В недалеком Кремле со скрипом поворачивался государственный руль, танки на набережной все еще дымили моторами, а Слушатель уверял меня, что никто так не концентрировался на коротких нотах (восьмые в быстрых темпах, шестнадцатые в медленных), как Пташка: «Лишь Паркер акцентировал то на бит, то между битами… И вообще – ритмика его импровизаций имела своим источником чередование акцентов, их непрерывное противопоставление…»
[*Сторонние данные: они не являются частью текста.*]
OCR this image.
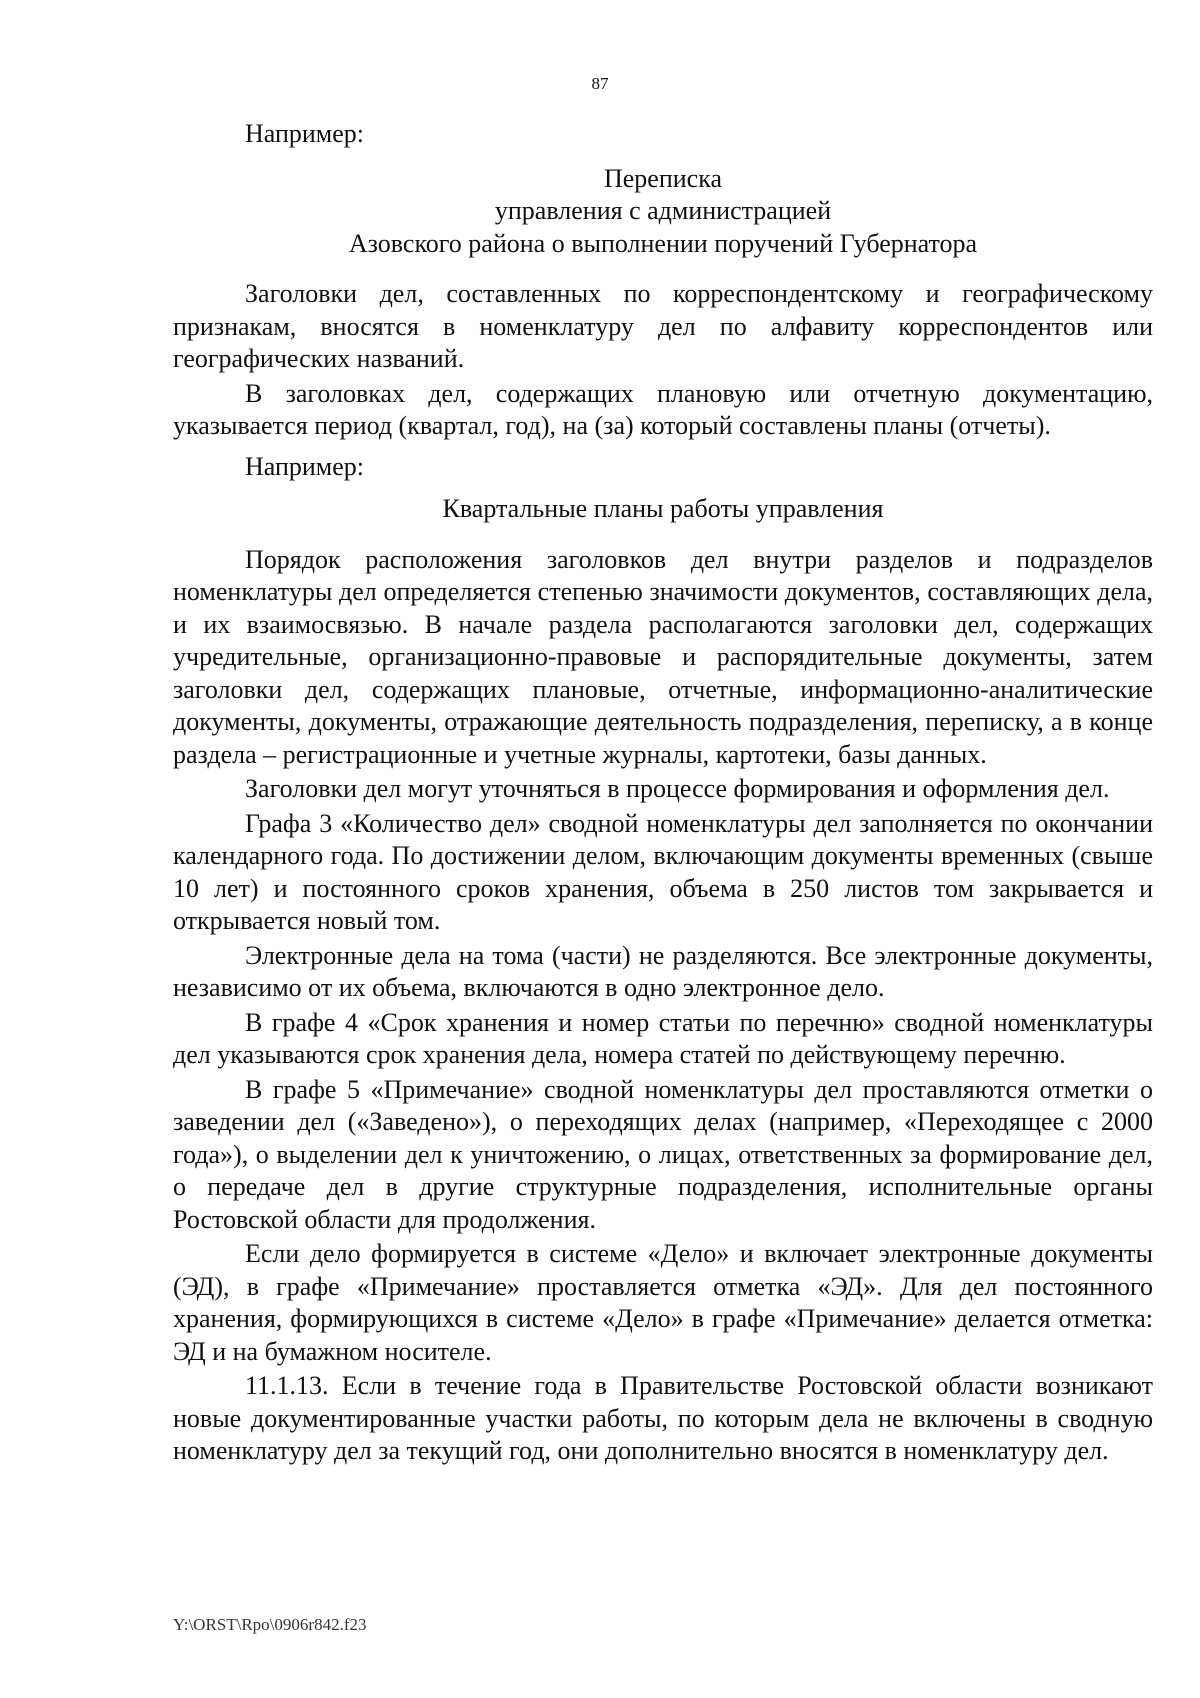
87
Например:
Переписка
управления с администрацией
Азовского района о выполнении поручений Губернатора

Заголовки дел, составленных по корреспондентскому и географическому признакам, вносятся в номенклатуру дел по алфавиту корреспондентов или географических названий.

В заголовках дел, содержащих плановую или отчетную документацию, указывается период (квартал, год), на (за) который составлены планы (отчеты).

Например:
Квартальные планы работы управления

Порядок расположения заголовков дел внутри разделов и подразделов номенклатуры дел определяется степенью значимости документов, составляющих дела, и их взаимосвязью. В начале раздела располагаются заголовки дел, содержащих учредительные, организационно-правовые и распорядительные документы, затем заголовки дел, содержащих плановые, отчетные, информационно-аналитические документы, документы, отражающие деятельность подразделения, переписку, а в конце раздела – регистрационные и учетные журналы, картотеки, базы данных.

Заголовки дел могут уточняться в процессе формирования и оформления дел.

Графа 3 «Количество дел» сводной номенклатуры дел заполняется по окончании календарного года. По достижении делом, включающим документы временных (свыше 10 лет) и постоянного сроков хранения, объема в 250 листов том закрывается и открывается новый том.

Электронные дела на тома (части) не разделяются. Все электронные документы, независимо от их объема, включаются в одно электронное дело.

В графе 4 «Срок хранения и номер статьи по перечню» сводной номенклатуры дел указываются срок хранения дела, номера статей по действующему перечню.

В графе 5 «Примечание» сводной номенклатуры дел проставляются отметки о заведении дел («Заведено»), о переходящих делах (например, «Переходящее с 2000 года»), о выделении дел к уничтожению, о лицах, ответственных за формирование дел, о передаче дел в другие структурные подразделения, исполнительные органы Ростовской области для продолжения.

Если дело формируется в системе «Дело» и включает электронные документы (ЭД), в графе «Примечание» проставляется отметка «ЭД». Для дел постоянного хранения, формирующихся в системе «Дело» в графе «Примечание» делается отметка: ЭД и на бумажном носителе.

11.1.13. Если в течение года в Правительстве Ростовской области возникают новые документированные участки работы, по которым дела не включены в сводную номенклатуру дел за текущий год, они дополнительно вносятся в номенклатуру дел.

Y:\ORST\Rpo\0906r842.f23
Выслушивая этот монолог о Паркере, я по-прежнему не понимал, почему все еще торчу здесь, как загипнотизированный кролик, вместо того чтобы убраться как можно скорее из заставленной пластинками залы с ее ненормальным хозяином и его фимиамом паркеровским восьмым и шестнадцатым; почему не бегу если не на баррикады, то по крайней мере к себе, в съемную «однокомнатку» на Речном вокзале. Нет, я продолжал топтаться рядом с человеком, о существовании которого предпочел бы забыть, более того, потакал ему своим почтительным молчанием. Когда голова моя совершенно закружилась от упомянутых после Паркера итальянцев (Слушатель виртуозно перекидывал мостики), я высказал сочувственное предположение, что чисто физически невозможно прослушать все, что уже здесь собрано. Забравшийся на самый верх стремянки к Скарлатти, Корелли и Боккерини Слушатель почти из-под облаков засмеялся. Удивительно, но впервые за пятнадцать лет знакомства, именно в Москве 93-го, в день 4 октября, я услышал его смех, весьма, кстати, неприятный: какое-то «гы-гы-гы» вперемежку с кашлем. Тапки Слушателя оказались на уровне моего носа. Присмотревшись, я даже не удивился тому, что рисунок тапочной материи состоял из нот.